Crime sprees are some of the most mythologized stories of modern world, from Bonnie and Clyde to John Dillinger.

The 21st century has had its own incredible crime sprees, by bank robbers, psycho killers, and white collar and virtual criminals. Although none of them are seen as heroes, many could be the subject of movies in decades to come.
A Russian serial killer who invited his victims to drink vodka with him before bludgeoning them to death with a hammer has been convicted of 48 counts of murder after a trial that shocked and entranced a nation.

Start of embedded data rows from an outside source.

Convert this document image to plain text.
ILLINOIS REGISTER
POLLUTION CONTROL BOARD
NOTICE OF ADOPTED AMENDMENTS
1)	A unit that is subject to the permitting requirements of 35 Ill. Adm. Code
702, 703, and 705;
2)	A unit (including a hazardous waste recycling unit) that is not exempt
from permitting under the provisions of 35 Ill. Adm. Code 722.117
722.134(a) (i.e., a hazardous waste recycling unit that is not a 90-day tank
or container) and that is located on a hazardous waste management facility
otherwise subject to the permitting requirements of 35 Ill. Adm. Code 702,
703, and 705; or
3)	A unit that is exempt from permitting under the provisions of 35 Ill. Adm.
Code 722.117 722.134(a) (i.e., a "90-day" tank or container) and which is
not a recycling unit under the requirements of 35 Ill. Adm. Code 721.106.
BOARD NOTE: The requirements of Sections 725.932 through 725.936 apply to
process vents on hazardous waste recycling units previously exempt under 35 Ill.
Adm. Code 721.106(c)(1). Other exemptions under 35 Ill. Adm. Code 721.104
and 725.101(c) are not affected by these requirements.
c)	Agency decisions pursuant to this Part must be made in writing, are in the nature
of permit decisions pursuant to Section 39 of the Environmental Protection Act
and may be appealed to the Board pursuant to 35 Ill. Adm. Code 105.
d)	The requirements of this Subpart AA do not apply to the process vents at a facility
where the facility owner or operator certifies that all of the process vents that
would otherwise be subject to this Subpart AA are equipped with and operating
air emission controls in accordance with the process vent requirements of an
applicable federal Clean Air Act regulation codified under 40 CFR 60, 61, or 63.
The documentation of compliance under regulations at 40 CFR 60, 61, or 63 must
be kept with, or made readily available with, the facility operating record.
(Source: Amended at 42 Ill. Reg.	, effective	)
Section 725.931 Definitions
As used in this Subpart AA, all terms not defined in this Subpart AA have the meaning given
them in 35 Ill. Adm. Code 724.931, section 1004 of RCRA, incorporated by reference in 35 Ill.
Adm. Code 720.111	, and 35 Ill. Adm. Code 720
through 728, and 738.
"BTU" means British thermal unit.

Alexander Pichushkin, a supermarket porter better known in the Russian press as the chessboard killer, sat in silence as a jury foreman read out 48 successive and unanimous guilty verdicts.
Dressed in a grey V-necked jumper, the 33-year-old showed no emotion and no remorse as a judge confirmed the verdicts and ruled that there were no mitigating circumstances – a pronouncement that means Pichushkin almost certainly faces life in prison.
Pichushkin, who never denied the murders but refused to enter a plea, can have expected nothing less. For him, psychiatrists said, the real punishment came from being denied the title of Russia’s most prolific serial killer.
At the beginning of his trial the trial, Pichushkin complained of unfair treatment at being charged with only 48 murders. In fact, he claimed, he had killed 63 – 13 more than Andrei Chikatilo, known as the Rostov Ripper, who was convicted of 50 murders in a 1992 trial.